— Это тебе за то, что радовалась мукам старой пани графини, — говорит бог.
— Я ничего не знаю, — хочет вскрикнуть Лукия Но бог гневно зарычал:
— Ты радовалась тому, что графиня пойдет в ад. За это лизать тебе горячую сковороду, пока не прощу тебя.
Лукия вздрагивает. Ночь. Темнота. Она лежит на топчане. Рядом на скрипучей кровати храпит Рузя.
— Матерь божья, — шепчет Лукия, — сделай так, чтобы пани графиня не угодила в ад...
Глава тринадцатая
БЕСЕДА С ГРАФОМ
Как-то утром пан управляющий доложил графине, что пришли «мужики», которые хотят видеть молодого графа. Граф еще не выходил из спальни. Крестьянам пришлось ждать под балконом. Ждали они до самого обеда, потому что той ночью графу приснился кошмарный сон. Сразу же после завтрака он засел гадать себе на картах — молодой граф был суеверен. Хоть на людях он смеялся над приметами и предсказаниями, однако сам глубоко в них верил, особенно в сны.
После обеда крестьянам сказали, что сегодня граф к ним не выйдет, так как сейчас он лег отдыхать, а потом отправится верхом на прогулку.

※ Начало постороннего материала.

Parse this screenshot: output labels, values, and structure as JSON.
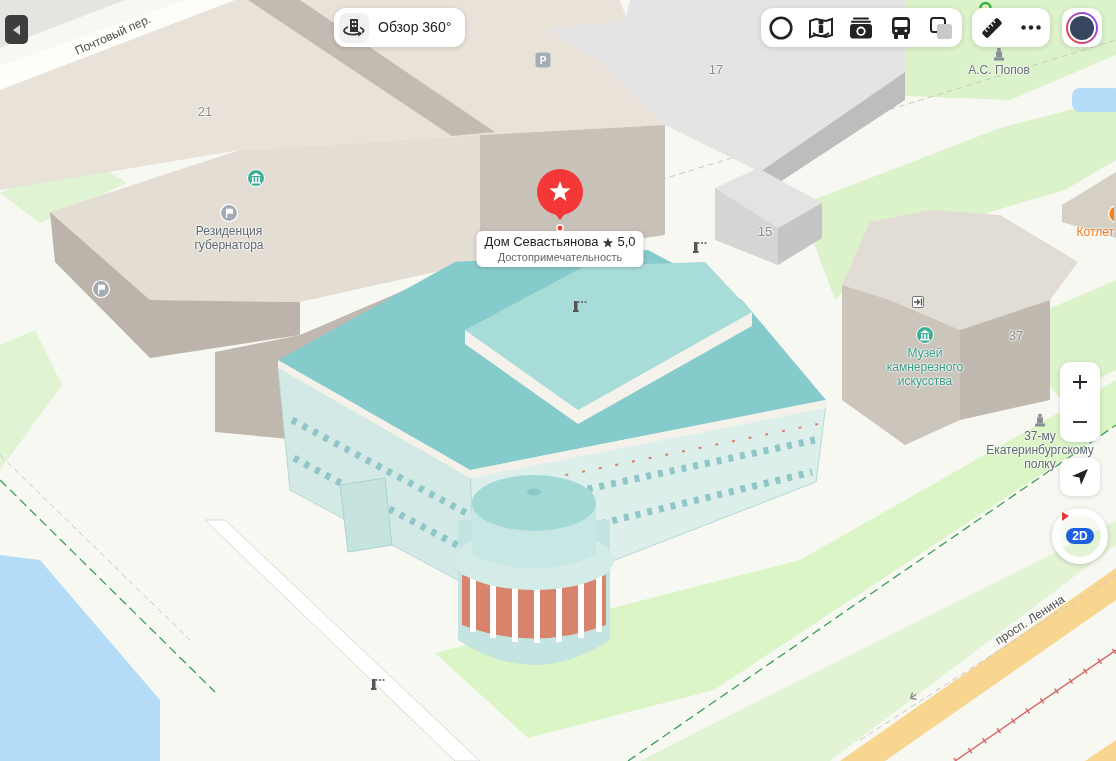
{
  "map": {
    "labels": [
      {
        "kind": "street",
        "text": "Почтовый пер."
      },
      {
        "kind": "number",
        "text": "21"
      },
      {
        "kind": "parking",
        "text": "P"
      },
      {
        "kind": "number",
        "text": "17"
      },
      {
        "kind": "poi",
        "text": "А.С. Попов",
        "color": "#6b7077"
      },
      {
        "kind": "poi",
        "text": "Резиденция губернатора",
        "color": "#5f6873"
      },
      {
        "kind": "number",
        "text": "15"
      },
      {
        "kind": "poi",
        "text": "Котлет",
        "color": "#f07a1e"
      },
      {
        "kind": "poi",
        "text": "Музей камнерезного искусства",
        "color": "#3a9c88"
      },
      {
        "kind": "number",
        "text": "37"
      },
      {
        "kind": "poi",
        "text": "37-му Екатеринбургскому полку",
        "color": "#5f6873"
      },
      {
        "kind": "street",
        "text": "просп. Ленина"
      }
    ]
  },
  "place": {
    "title": "Дом Севастьянова",
    "rating": "5,0",
    "category": "Достопримечательность"
  },
  "panorama_button": {
    "label": "Обзор 360°"
  },
  "compass": {
    "view_mode": "2D"
  }
}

Но на следующее утро крестьяне вновь пришли. Их было трое — два старика и один молодой парень, сероглазый, с порывистыми движениями.
На этот раз граф, вздыхая, появился на балконе. Крестьяне — все трое — сняли вылинявшие на солнце картузы, поклонились. Затем молодой парень надел картуз, а двое стариков так и остались с обнаженными головами. Ветерок игриво пошевеливал их седые волосы.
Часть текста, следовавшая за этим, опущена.